Mr. Hotchkiss arose and came behind the lectern. He was a big broad-shouldered man with a florid solemn face and the sonorous fluent voice of a natural orator.
“Fellows,” began Mr. Hotchkiss, “there are certain things that I want especially to speak to you about tonight. Next week, you will all be going home for your Christmas holidays. You are all very eager to get away from the restraints of school and to see your dear ones at home and to have a chance to play. Now that instinct to get away and play is a perfectly healthy and normal one. You have all heard the old saying: ‘All work and no play makes Jack a dull boy.’ Well, that is perfectly true. Without the right amount of play—and the right sort of play—we should not be able to do our work or to be of service to God. Play then, for all you are worth! Play to your heart’s content. Go to the theater; go to dances; go sleigh-riding; go skating. Enjoy yourselves in every clean manly sport that the town or the country provides. But be sure that the amusements which you choose are clean and manly and wholesome.
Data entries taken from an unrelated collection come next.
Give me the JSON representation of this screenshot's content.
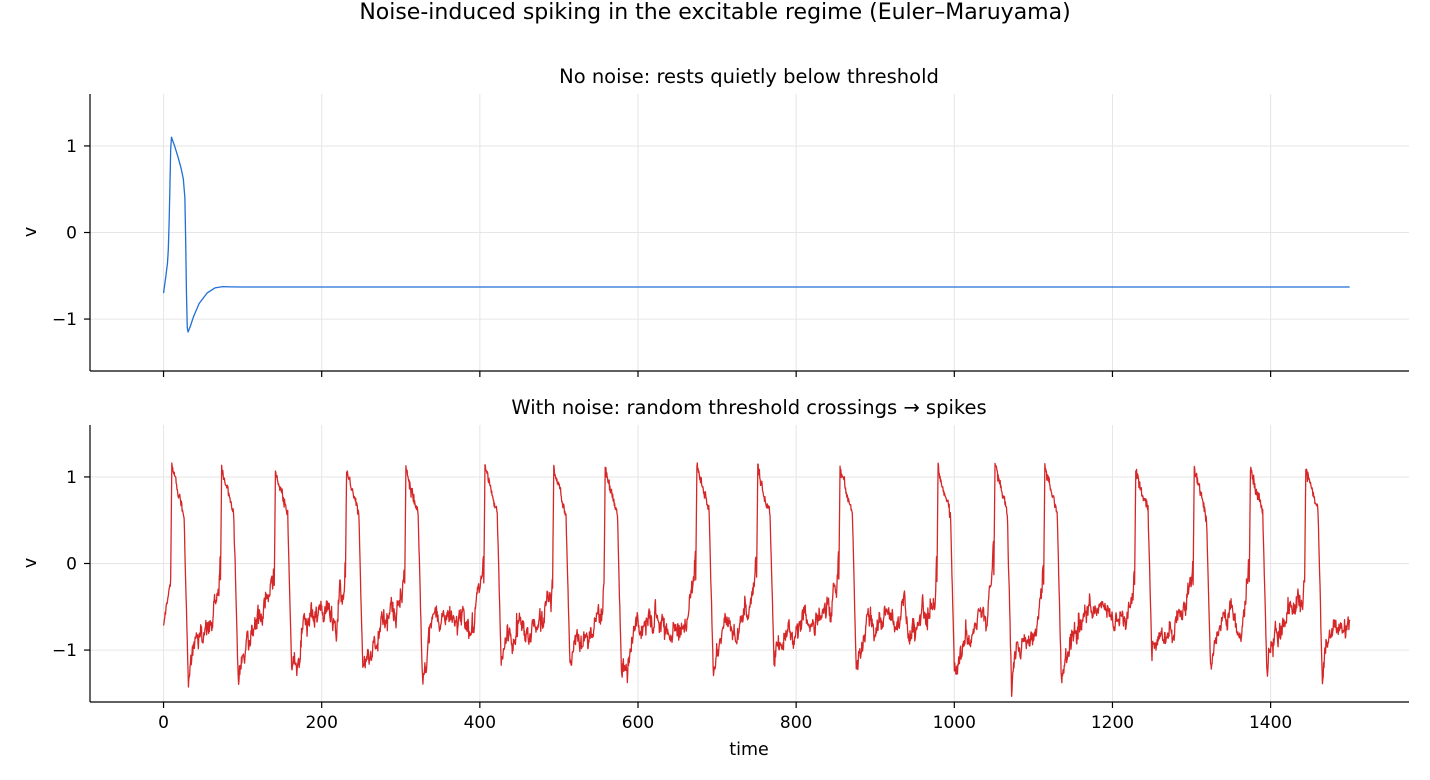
{
  "figure": {
    "title": "Noise-induced spiking in the excitable regime (Euler–Maruyama)",
    "xlabel": "time"
  },
  "chart_data": [
    {
      "type": "line",
      "title": "No noise: rests quietly below threshold",
      "xlabel": "",
      "ylabel": "v",
      "xlim": [
        -93,
        1575
      ],
      "ylim": [
        -1.6,
        1.6
      ],
      "xticks": [
        0,
        200,
        400,
        600,
        800,
        1000,
        1200,
        1400
      ],
      "yticks": [
        -1,
        0,
        1
      ],
      "ytick_labels": [
        "−1",
        "0",
        "1"
      ],
      "grid": true,
      "color": "#1f6fd6",
      "series": [
        {
          "x": [
            0,
            3,
            5,
            6,
            7,
            8,
            9,
            10,
            14,
            18,
            22,
            25,
            27,
            28,
            29,
            30,
            31,
            34,
            38,
            45,
            55,
            65,
            75,
            85,
            100,
            200,
            400,
            600,
            800,
            1000,
            1200,
            1400,
            1500
          ],
          "values": [
            -0.7,
            -0.5,
            -0.35,
            -0.2,
            0.1,
            0.5,
            0.95,
            1.1,
            1.0,
            0.88,
            0.75,
            0.62,
            0.4,
            -0.1,
            -0.7,
            -1.1,
            -1.15,
            -1.08,
            -0.97,
            -0.82,
            -0.7,
            -0.64,
            -0.625,
            -0.628,
            -0.63,
            -0.63,
            -0.63,
            -0.63,
            -0.63,
            -0.63,
            -0.63,
            -0.63,
            -0.63
          ]
        }
      ]
    },
    {
      "type": "line",
      "title": "With noise: random threshold crossings → spikes",
      "xlabel": "time",
      "ylabel": "v",
      "xlim": [
        -93,
        1575
      ],
      "ylim": [
        -1.6,
        1.6
      ],
      "xticks": [
        0,
        200,
        400,
        600,
        800,
        1000,
        1200,
        1400
      ],
      "xtick_labels": [
        "0",
        "200",
        "400",
        "600",
        "800",
        "1000",
        "1200",
        "1400"
      ],
      "yticks": [
        -1,
        0,
        1
      ],
      "ytick_labels": [
        "−1",
        "0",
        "1"
      ],
      "grid": true,
      "color": "#d62728",
      "x_range": [
        0,
        1500
      ],
      "spike_times": [
        9,
        72,
        140,
        230,
        305,
        405,
        492,
        557,
        673,
        750,
        854,
        978,
        1050,
        1113,
        1228,
        1302,
        1373,
        1443
      ],
      "spike_peak": 1.12,
      "trough": -1.18,
      "rest_level": -0.62,
      "start_value": -0.7,
      "end_value": -0.65
    }
  ]
}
There will be other kinds of amusements that will not be so clean and not be so wholesome; and you will perhaps be tempted to indulge in them because you are no longer at school and because there is no one there to watch over you. In the carelessness and gaiety of the holidays, you will perhaps be tempted to forget yourselves; you will be tempted to drink a cocktail or to go with a loose woman; you will be tempted to abuse your body and your soul—perhaps to ruin them for ever—all for a moment of so-called pleasure. I believe that the Christmas vacation—which will begin for you next Wednesday—is the most dangerous period of the whole year!”
The boys, who, for the most part, had found their vacation a harmless, though agreeable, experience, asked themselves how they had ever overlooked the peculiar snares with which it appeared to abound. It was no doubt by reason of their youth that they had so far managed to escape them; but they told themselves now that in the future they would be on the look-out for them. The younger and more timid boys were a little frightened by the news; it seemed to put such an ugly mask on the dear and looked-forward-to holidays, which had hitherto smiled from afar to them, with the joyousness of freedom and the kindness of their homes.